В комнату не переставали входить на цыпочках и выходить разные лица. Товарищи по службе, родственники и обыватели — купцы, домовладельцы.
Он с трудом узнавал их, но ее, эту толстую даму, пестро одетую, с лицом, как у мопса, в золотых серьгах колесом, он узнал сразу. Это была Катя-одиночка. Пять лет изо дня в день она гуляла по Нарышкинской улице — самой фешенебельной в городе, навязываясь мужчинам, и пять лет подряд каждый месяц аккуратно, 1-го, она являлась к нему на дом и вносила ему следуемый «оброк» — десять рублей. Это за право в подведомственных ему владениях распоряжаться своим телом, как ей угодно.
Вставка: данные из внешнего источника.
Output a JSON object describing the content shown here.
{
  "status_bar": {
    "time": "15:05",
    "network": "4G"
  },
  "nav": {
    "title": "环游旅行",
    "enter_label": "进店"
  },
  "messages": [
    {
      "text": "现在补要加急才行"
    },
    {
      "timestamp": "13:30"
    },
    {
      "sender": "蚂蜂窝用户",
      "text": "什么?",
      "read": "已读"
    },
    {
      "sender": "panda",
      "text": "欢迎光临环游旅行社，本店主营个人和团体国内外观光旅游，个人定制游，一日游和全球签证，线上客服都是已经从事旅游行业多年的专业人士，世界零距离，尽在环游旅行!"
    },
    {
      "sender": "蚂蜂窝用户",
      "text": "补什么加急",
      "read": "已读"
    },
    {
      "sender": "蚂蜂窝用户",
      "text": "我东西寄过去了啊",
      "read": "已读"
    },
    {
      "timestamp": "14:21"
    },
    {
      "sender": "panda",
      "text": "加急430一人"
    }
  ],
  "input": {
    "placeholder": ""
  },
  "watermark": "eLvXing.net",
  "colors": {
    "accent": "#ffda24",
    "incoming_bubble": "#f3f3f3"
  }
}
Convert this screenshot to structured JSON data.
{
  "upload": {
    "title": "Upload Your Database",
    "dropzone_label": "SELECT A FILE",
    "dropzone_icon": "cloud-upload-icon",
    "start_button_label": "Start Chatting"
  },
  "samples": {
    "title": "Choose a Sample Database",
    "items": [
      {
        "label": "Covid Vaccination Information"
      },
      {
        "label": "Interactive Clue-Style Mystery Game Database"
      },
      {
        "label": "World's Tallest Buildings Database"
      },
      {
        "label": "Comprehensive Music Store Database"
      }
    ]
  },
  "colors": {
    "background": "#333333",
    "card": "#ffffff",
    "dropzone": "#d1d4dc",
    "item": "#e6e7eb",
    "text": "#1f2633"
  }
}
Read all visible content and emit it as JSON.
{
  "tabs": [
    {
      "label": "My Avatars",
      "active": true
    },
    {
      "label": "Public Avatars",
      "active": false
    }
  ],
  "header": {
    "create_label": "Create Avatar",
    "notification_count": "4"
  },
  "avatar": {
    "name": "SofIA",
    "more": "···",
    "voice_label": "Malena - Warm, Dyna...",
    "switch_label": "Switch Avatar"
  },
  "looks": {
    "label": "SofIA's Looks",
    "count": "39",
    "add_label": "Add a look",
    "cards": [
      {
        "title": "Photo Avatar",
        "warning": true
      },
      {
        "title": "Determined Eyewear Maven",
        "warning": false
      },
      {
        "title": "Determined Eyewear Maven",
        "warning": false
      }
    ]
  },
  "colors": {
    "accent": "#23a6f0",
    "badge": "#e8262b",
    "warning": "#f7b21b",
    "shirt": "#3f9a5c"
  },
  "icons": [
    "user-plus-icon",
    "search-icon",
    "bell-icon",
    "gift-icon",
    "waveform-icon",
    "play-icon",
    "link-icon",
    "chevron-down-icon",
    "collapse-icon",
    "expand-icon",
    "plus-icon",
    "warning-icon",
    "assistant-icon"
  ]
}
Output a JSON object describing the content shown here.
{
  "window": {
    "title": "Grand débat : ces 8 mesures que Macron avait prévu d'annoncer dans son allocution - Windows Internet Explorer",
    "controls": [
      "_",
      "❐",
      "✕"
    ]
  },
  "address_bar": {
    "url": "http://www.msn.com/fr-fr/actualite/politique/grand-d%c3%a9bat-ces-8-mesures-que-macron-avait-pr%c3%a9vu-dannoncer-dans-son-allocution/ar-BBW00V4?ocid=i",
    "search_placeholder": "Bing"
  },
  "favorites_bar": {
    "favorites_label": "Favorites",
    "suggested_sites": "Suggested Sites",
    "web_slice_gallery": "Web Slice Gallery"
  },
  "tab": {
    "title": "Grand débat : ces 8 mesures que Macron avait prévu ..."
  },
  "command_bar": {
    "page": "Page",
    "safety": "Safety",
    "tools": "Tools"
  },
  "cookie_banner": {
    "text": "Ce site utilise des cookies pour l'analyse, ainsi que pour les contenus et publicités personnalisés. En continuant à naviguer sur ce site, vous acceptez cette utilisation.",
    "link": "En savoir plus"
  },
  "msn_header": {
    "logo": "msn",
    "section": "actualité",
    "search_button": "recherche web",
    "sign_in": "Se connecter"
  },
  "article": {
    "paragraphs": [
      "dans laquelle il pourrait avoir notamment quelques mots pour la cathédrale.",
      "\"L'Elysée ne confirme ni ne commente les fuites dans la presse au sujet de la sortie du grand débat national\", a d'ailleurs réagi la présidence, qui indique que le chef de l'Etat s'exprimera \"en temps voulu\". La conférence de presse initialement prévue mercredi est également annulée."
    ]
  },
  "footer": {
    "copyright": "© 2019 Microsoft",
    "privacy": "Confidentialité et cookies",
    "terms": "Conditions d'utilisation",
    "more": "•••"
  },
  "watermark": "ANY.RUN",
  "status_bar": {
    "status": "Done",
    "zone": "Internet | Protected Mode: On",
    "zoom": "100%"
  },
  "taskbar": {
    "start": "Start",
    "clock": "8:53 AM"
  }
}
Таких, как она, у него была дюжина. Катя была аккуратна до щепетильности. Ни дождь, ни вьюга не мешали ей являться к нему 1-го.
Но однажды она явилась 7-го, и он влепил ей две звонкие пощечины.
— Ты где пропадала? — спросил он.
— В больнице лежала.
— С…! Я тебе дам — в больнице!..
Она пришла теперь проведать своего патрона — на всякий случай. Он мог выздороветь, и надо было задобрить его своим вниманием.
Катя вошла к нему с трепетом, но, когда она увидела его таким беспомощным, жалким и узнала, что часы его сочтены, в темно-карих глазах ее засверкали веселые огоньки. Он заметил эти огоньки…
А солнце по-прежнему золотило комнату, щебетали воробьи, ласточки… Перед Лапшевым замелькала его дачка с верандой, спрятавшаяся в зелени. Она дразнила его…
«Хорошо бы, — подумал он, — скумбрии покушать теперь или выкупаться…»
Но вот лицо его почернело, и он замахал руками. Перед ним стоял отец Иван — настоятель ближайшей церкви, высокий мужчина с бородой по пояс.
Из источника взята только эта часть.